My brain is fuzzy this morning but I thought it was not possible???


----------



## Freestep (May 1, 2011)

Yes, it is possible. If each parent carries a black recessive, two black & red parents can certainly produce black offspring.


----------



## llombardo (Dec 11, 2011)

Lauri & The Gang said:


> My brain is fuzzy this morning but I thought it was not possible???



I was going to ask the same thing the other day...someone was getting rid of an all black GSD puppy, but the parents were both Black/Red???


----------



## 4TheDawgies (Apr 2, 2011)

Yep just like Freestep said. 
If I remember my Pennett squares right if both parents carry recessive black then statistically. 25% of that litter should be recessive black, 50% of the time they will be Blk& tan and carry black recessive, and 25% will be blk& tan without carrying black.

If I remember right on the PDB there was a discussion a while ago about how West German Showlines don't really have recessive black behind them, but there is one breeder I know of using recessive black in their showlines.
I know the American Lines have a lot more color combinations with them.


----------



## Freestep (May 1, 2011)

It's true that it would be unusual to get a solid black puppy out of two black & red showline parents, simply because there are so few black dogs in that bloodline--for whatever reason, in the German show world, no one wants anything but black & red, so blacks are rarely bred to.

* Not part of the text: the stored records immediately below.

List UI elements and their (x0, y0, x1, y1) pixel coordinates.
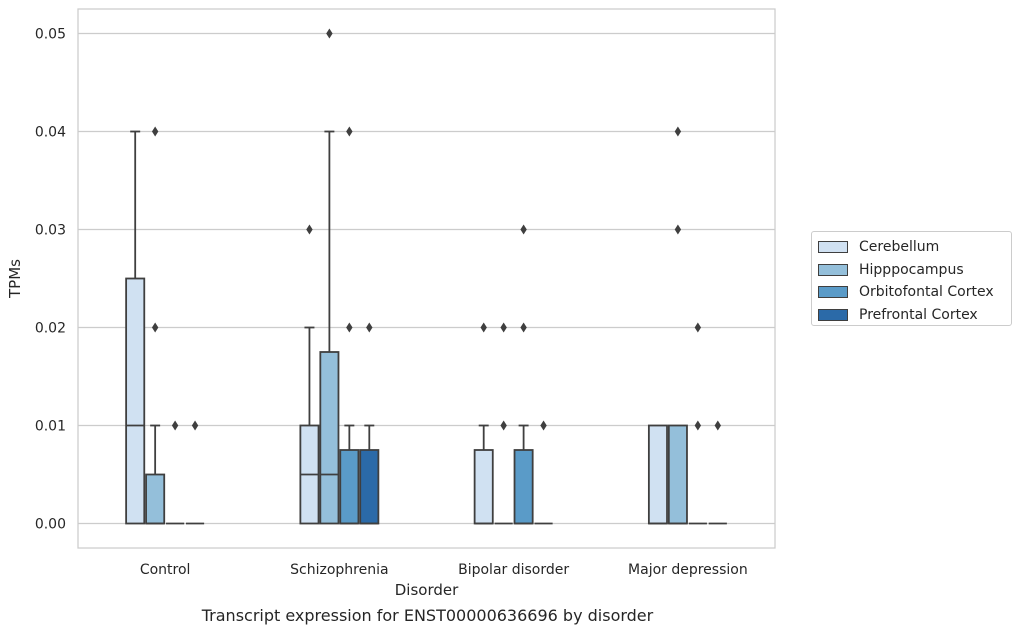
legend-swatch (818, 286, 848, 299)
y-tick-label: 0.02 (35, 321, 66, 337)
box-body (513, 449, 534, 525)
box-body (667, 424, 688, 525)
box-group (473, 224, 553, 525)
box-body (647, 424, 668, 525)
box (166, 420, 185, 525)
legend: Cerebellum Hipppocampus Orbitofontal Corte… (811, 231, 1012, 326)
legend-item: Prefrontal Cortex (818, 304, 1011, 327)
box (339, 126, 360, 525)
figure-caption: Transcript expression for ENST0000063669… (201, 606, 654, 625)
outlier-point (151, 126, 159, 137)
y-tick-label: 0.01 (35, 419, 66, 435)
box-body (473, 449, 494, 525)
box-body (125, 277, 146, 525)
legend-label: Orbitofontal Cortex (859, 284, 994, 301)
box (319, 28, 340, 525)
box (299, 224, 320, 525)
y-tick-label: 0.03 (35, 223, 66, 239)
outlier-point (346, 322, 353, 333)
box (647, 424, 668, 525)
x-tick-labels: Control Schizophrenia Bipolar disorder Majo… (140, 562, 748, 578)
outlier-point (694, 322, 702, 333)
box (534, 420, 553, 525)
legend-label: Prefrontal Cortex (859, 307, 978, 324)
plot-frame (77, 8, 776, 549)
box-group (647, 126, 727, 525)
y-tick-labels: 0.00 0.01 0.02 0.03 0.04 0.05 (35, 27, 66, 533)
outlier-point (520, 322, 527, 333)
outlier-point (674, 126, 682, 137)
outlier-point (714, 420, 722, 431)
outlier-point (500, 420, 507, 431)
y-tick-label: 0.04 (35, 125, 66, 141)
box-body (359, 449, 380, 525)
outlier-point (540, 420, 547, 431)
legend-item: Orbitofontal Cortex (818, 281, 1011, 304)
outlier-point (346, 126, 353, 137)
legend-swatch (818, 263, 848, 276)
outlier-point (191, 420, 199, 431)
legend-item: Hipppocampus (818, 259, 1011, 282)
x-tick-label: Control (140, 562, 191, 578)
outlier-point (151, 322, 159, 333)
x-tick-label: Schizophrenia (290, 562, 388, 578)
box (145, 126, 166, 525)
box (513, 224, 534, 525)
x-axis-label: Disorder (395, 581, 459, 599)
outlier-point (326, 28, 333, 39)
box (688, 322, 707, 525)
box-body (319, 351, 340, 525)
outlier-point (500, 322, 507, 333)
outlier-point (306, 224, 313, 235)
box (185, 420, 205, 525)
legend-swatch (818, 241, 848, 254)
outlier-point (366, 322, 373, 333)
box (494, 322, 513, 525)
box (125, 130, 146, 525)
outlier-point (171, 420, 179, 431)
y-tick-label: 0.05 (35, 27, 66, 43)
box-group (125, 126, 205, 525)
legend-label: Cerebellum (859, 239, 940, 256)
outlier-point (520, 224, 527, 235)
legend-item: Cerebellum (818, 236, 1011, 259)
x-tick-label: Major depression (628, 562, 748, 578)
outlier-point (674, 224, 682, 235)
outlier-point (694, 420, 702, 431)
box-groups (125, 28, 727, 525)
y-axis-label: TPMs (6, 259, 24, 299)
box-body (339, 449, 360, 525)
x-tick-label: Bipolar disorder (458, 562, 569, 578)
y-tick-label: 0.00 (35, 517, 66, 533)
box-body (145, 473, 166, 525)
legend-label: Hipppocampus (859, 261, 964, 278)
box (473, 322, 494, 525)
box (359, 322, 380, 525)
box (667, 126, 688, 525)
legend-swatch (818, 309, 848, 322)
box (708, 420, 727, 525)
outlier-point (480, 322, 487, 333)
box-group (299, 28, 380, 525)
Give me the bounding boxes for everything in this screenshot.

Black offspring are still possible, though, if two showline dogs with blacks waaaaaaay back in the pedigree still carry the black recessive.


----------



## 4TheDawgies (Apr 2, 2011)

LOL stupid iPhone corrected it to Pennett, I meant Punnett. 

Recessive black works just like recessive white as well. 
I have a white German Shepherd, first dog I got. She is out of a bi-color long coat male, and a black and tan stock coat female.


----------